For the Phaeophyceae, our results confirm that the RuBisCO spacer is more variable than rbcL (Tab. 5) and that this spacer, in combination with other biomarkers, such as cox2-3, could be used to study intraspecific groups in biogeographic studies (Cho et al. 2007).
It is important to note that only C. sinuosa, A. bullosus and Sphacelaria sp. were recorded through the application of morphological surveys and the GE method coupled with DNA barcoding. Thus, without the latter part, our study would have overlooked S. ischiensis, S. attenuata and H. terminale. Thus, our results indicate that algal isolation and culturing in combination with DNA barcoding is a useful unbiased tool to reveal overlooked biodiversity. It also shows that sediment and other substrata, such as pebbles, represent an unexplored environment that harbours countless cryptic microstages of macroalgae with potential for the detection of species. This same method could also be used to detect new introductions of non-indigenous species to the Mediterranean at an early stage. The method also suggests that ‘eradicating’ non-indigenous species by removing the macrothalli is impractical since most algae may exist as microstages in the sediment itself.

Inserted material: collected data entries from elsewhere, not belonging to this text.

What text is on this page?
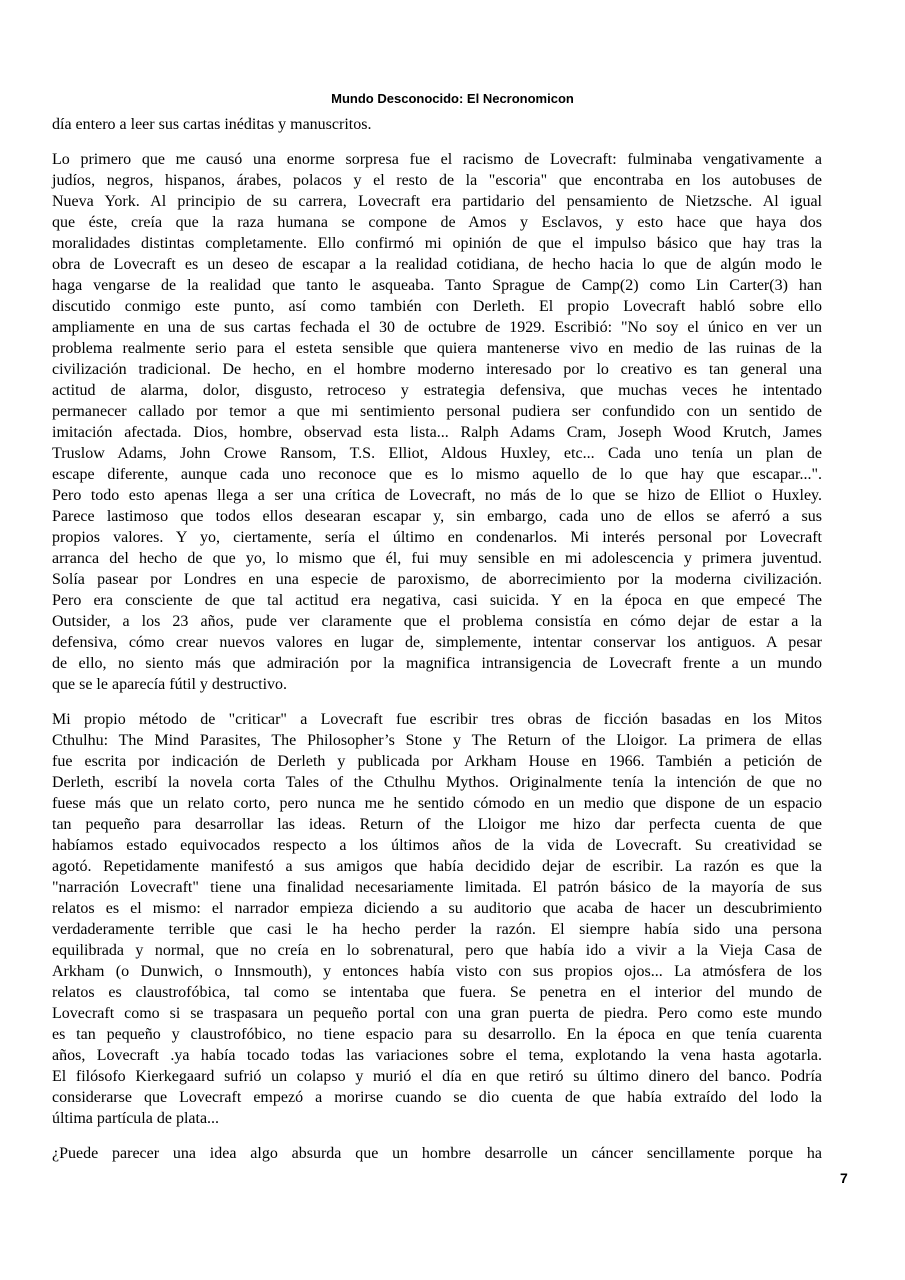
Mundo Desconocido: El Necronomicon
día entero a leer sus cartas inéditas y manuscritos.
Lo primero que me causó una enorme sorpresa fue el racismo de Lovecraft: fulminaba vengativamente a
judíos, negros, hispanos, árabes, polacos y el resto de la "escoria" que encontraba en los autobuses de
Nueva York. Al principio de su carrera, Lovecraft era partidario del pensamiento de Nietzsche. Al igual
que éste, creía que la raza humana se compone de Amos y Esclavos, y esto hace que haya dos
moralidades distintas completamente. Ello confirmó mi opinión de que el impulso básico que hay tras la
obra de Lovecraft es un deseo de escapar a la realidad cotidiana, de hecho hacia lo que de algún modo le
haga vengarse de la realidad que tanto le asqueaba. Tanto Sprague de Camp(2) como Lin Carter(3) han
discutido conmigo este punto, así como también con Derleth. El propio Lovecraft habló sobre ello
ampliamente en una de sus cartas fechada el 30 de octubre de 1929. Escribió: "No soy el único en ver un
problema realmente serio para el esteta sensible que quiera mantenerse vivo en medio de las ruinas de la
civilización tradicional. De hecho, en el hombre moderno interesado por lo creativo es tan general una
actitud de alarma, dolor, disgusto, retroceso y estrategia defensiva, que muchas veces he intentado
permanecer callado por temor a que mi sentimiento personal pudiera ser confundido con un sentido de
imitación afectada. Dios, hombre, observad esta lista... Ralph Adams Cram, Joseph Wood Krutch, James
Truslow Adams, John Crowe Ransom, T.S. Elliot, Aldous Huxley, etc... Cada uno tenía un plan de
escape diferente, aunque cada uno reconoce que es lo mismo aquello de lo que hay que escapar...".
Pero todo esto apenas llega a ser una crítica de Lovecraft, no más de lo que se hizo de Elliot o Huxley.
Parece lastimoso que todos ellos desearan escapar y, sin embargo, cada uno de ellos se aferró a sus
propios valores. Y yo, ciertamente, sería el último en condenarlos. Mi interés personal por Lovecraft
arranca del hecho de que yo, lo mismo que él, fui muy sensible en mi adolescencia y primera juventud.
Solía pasear por Londres en una especie de paroxismo, de aborrecimiento por la moderna civilización.
Pero era consciente de que tal actitud era negativa, casi suicida. Y en la época en que empecé The
Outsider, a los 23 años, pude ver claramente que el problema consistía en cómo dejar de estar a la
defensiva, cómo crear nuevos valores en lugar de, simplemente, intentar conservar los antiguos. A pesar
de ello, no siento más que admiración por la magnifica intransigencia de Lovecraft frente a un mundo
que se le aparecía fútil y destructivo.
Mi propio método de "criticar" a Lovecraft fue escribir tres obras de ficción basadas en los Mitos
Cthulhu: The Mind Parasites, The Philosopher’s Stone y The Return of the Lloigor. La primera de ellas
fue escrita por indicación de Derleth y publicada por Arkham House en 1966. También a petición de
Derleth, escribí la novela corta Tales of the Cthulhu Mythos. Originalmente tenía la intención de que no
fuese más que un relato corto, pero nunca me he sentido cómodo en un medio que dispone de un espacio
tan pequeño para desarrollar las ideas. Return of the Lloigor me hizo dar perfecta cuenta de que
habíamos estado equivocados respecto a los últimos años de la vida de Lovecraft. Su creatividad se
agotó. Repetidamente manifestó a sus amigos que había decidido dejar de escribir. La razón es que la
"narración Lovecraft" tiene una finalidad necesariamente limitada. El patrón básico de la mayoría de sus
relatos es el mismo: el narrador empieza diciendo a su auditorio que acaba de hacer un descubrimiento
verdaderamente terrible que casi le ha hecho perder la razón. El siempre había sido una persona
equilibrada y normal, que no creía en lo sobrenatural, pero que había ido a vivir a la Vieja Casa de
Arkham (o Dunwich, o Innsmouth), y entonces había visto con sus propios ojos... La atmósfera de los
relatos es claustrofóbica, tal como se intentaba que fuera. Se penetra en el interior del mundo de
Lovecraft como si se traspasara un pequeño portal con una gran puerta de piedra. Pero como este mundo
es tan pequeño y claustrofóbico, no tiene espacio para su desarrollo. En la época en que tenía cuarenta
años, Lovecraft .ya había tocado todas las variaciones sobre el tema, explotando la vena hasta agotarla.
El filósofo Kierkegaard sufrió un colapso y murió el día en que retiró su último dinero del banco. Podría
considerarse que Lovecraft empezó a morirse cuando se dio cuenta de que había extraído del lodo la
última partícula de plata...
¿Puede parecer una idea algo absurda que un hombre desarrolle un cáncer sencillamente porque ha
7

The GE method certainly has a strong potential to enhance algal biodiversity checklists and is both cost-effective with a low environmental impact in comparison to ship- or ROV-based surveys, such as those targeting deep-water / circalittoral algal communities in the Eastern Mediterranean (Küpper et al. 2019).

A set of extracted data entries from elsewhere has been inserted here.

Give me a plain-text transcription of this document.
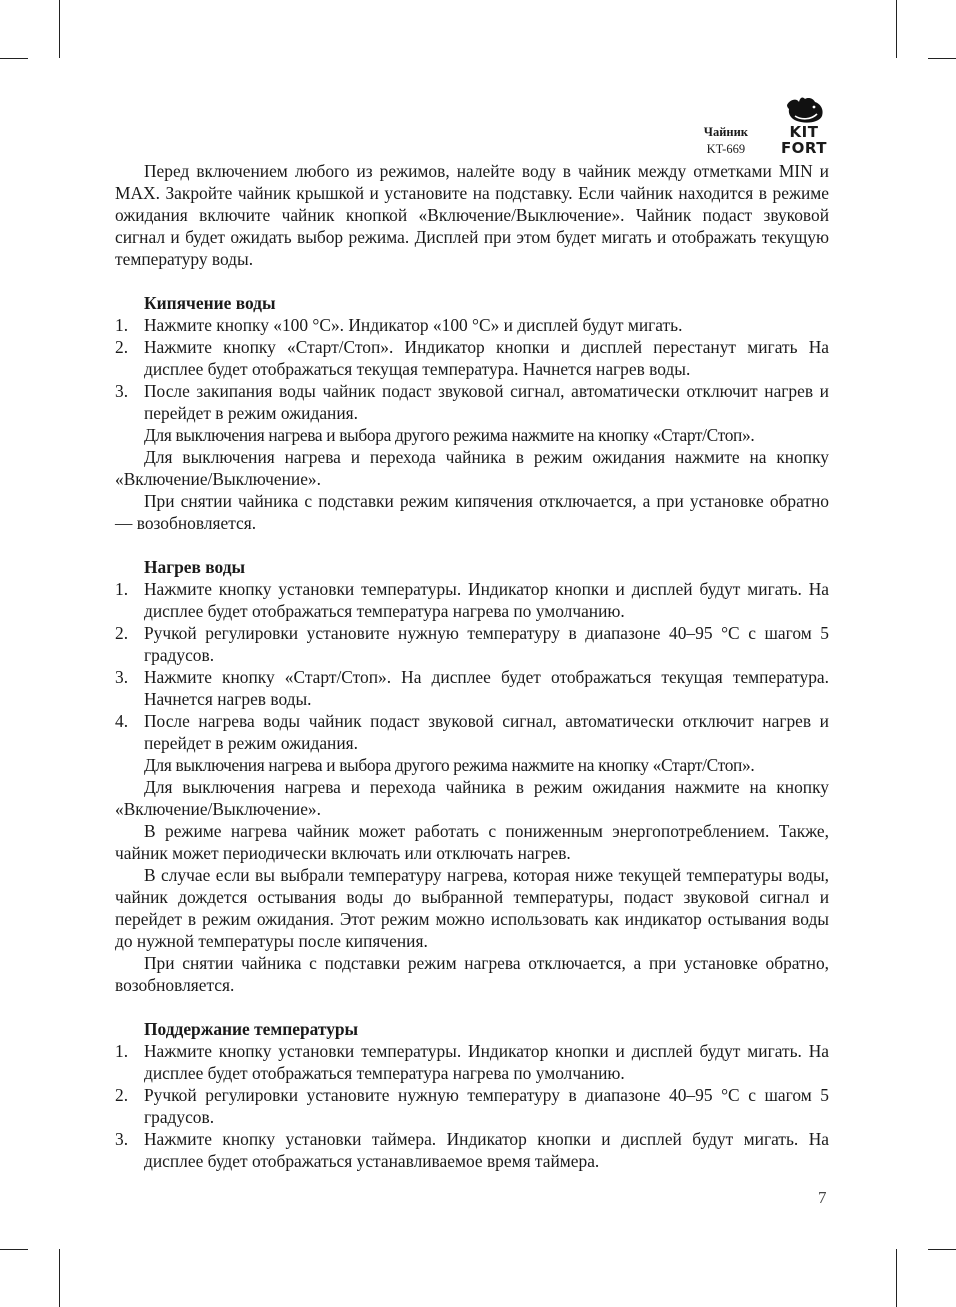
Чайник
KT-669
KIT
FORT

Перед включением любого из режимов, налейте воду в чайник между отметками MIN и MAX. Закройте чайник крышкой и установите на подставку. Если чайник находится в режиме ожидания включите чайник кнопкой «Включение/Выключение». Чайник подаст звуковой сигнал и будет ожидать выбор режима. Дисплей при этом будет мигать и отображать текущую температуру воды.

Кипячение воды
1. Нажмите кнопку «100 °С». Индикатор «100 °С» и дисплей будут мигать.
2. Нажмите кнопку «Старт/Стоп». Индикатор кнопки и дисплей перестанут мигать На дисплее будет отображаться текущая температура. Начнется нагрев воды.
3. После закипания воды чайник подаст звуковой сигнал, автоматически отключит нагрев и перейдет в режим ожидания.

Для выключения нагрева и выбора другого режима нажмите на кнопку «Старт/Стоп».

Для выключения нагрева и перехода чайника в режим ожидания нажмите на кнопку «Включение/Выключение».

При снятии чайника с подставки режим кипячения отключается, а при установке обратно — возобновляется.

Нагрев воды
1. Нажмите кнопку установки температуры. Индикатор кнопки и дисплей будут мигать. На дисплее будет отображаться температура нагрева по умолчанию.
2. Ручкой регулировки установите нужную температуру в диапазоне 40–95 °С с шагом 5 градусов.
3. Нажмите кнопку «Старт/Стоп». На дисплее будет отображаться текущая температура. Начнется нагрев воды.
4. После нагрева воды чайник подаст звуковой сигнал, автоматически отключит нагрев и перейдет в режим ожидания.

Для выключения нагрева и выбора другого режима нажмите на кнопку «Старт/Стоп».

Для выключения нагрева и перехода чайника в режим ожидания нажмите на кнопку «Включение/Выключение».

В режиме нагрева чайник может работать с пониженным энергопотреблением. Также, чайник может периодически включать или отключать нагрев.

В случае если вы выбрали температуру нагрева, которая ниже текущей температуры воды, чайник дождется остывания воды до выбранной температуры, подаст звуковой сигнал и перейдет в режим ожидания. Этот режим можно использовать как индикатор остывания воды до нужной температуры после кипячения.

При снятии чайника с подставки режим нагрева отключается, а при установке обратно, возобновляется.

Поддержание температуры
1. Нажмите кнопку установки температуры. Индикатор кнопки и дисплей будут мигать. На дисплее будет отображаться температура нагрева по умолчанию.
2. Ручкой регулировки установите нужную температуру в диапазоне 40–95 °С с шагом 5 градусов.
3. Нажмите кнопку установки таймера. Индикатор кнопки и дисплей будут мигать. На дисплее будет отображаться устанавливаемое время таймера.
7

Finally, this study provides an updated checklist of marine macroalgal species present in Maltese waters (On-line Suppl. Tab. 1). This was important as it was a challenge to search records of Maltese macroalgae, because these had not been revised since 1997 (Cormaci et al. 1997). Species names were updated to reflect revisions in taxonomy. For instance, previous mentions of Aglaothamnion byssoides and A. tenuissimum have now been recorded as one species in the updated list, A. tenuissimum (Bonnemaison) Feldmann-Mazoyer. Moreover, any references to misidentified algae, such as Asparagopsis armata, which does not occur in Malta (Evans et al. 2015), were removed.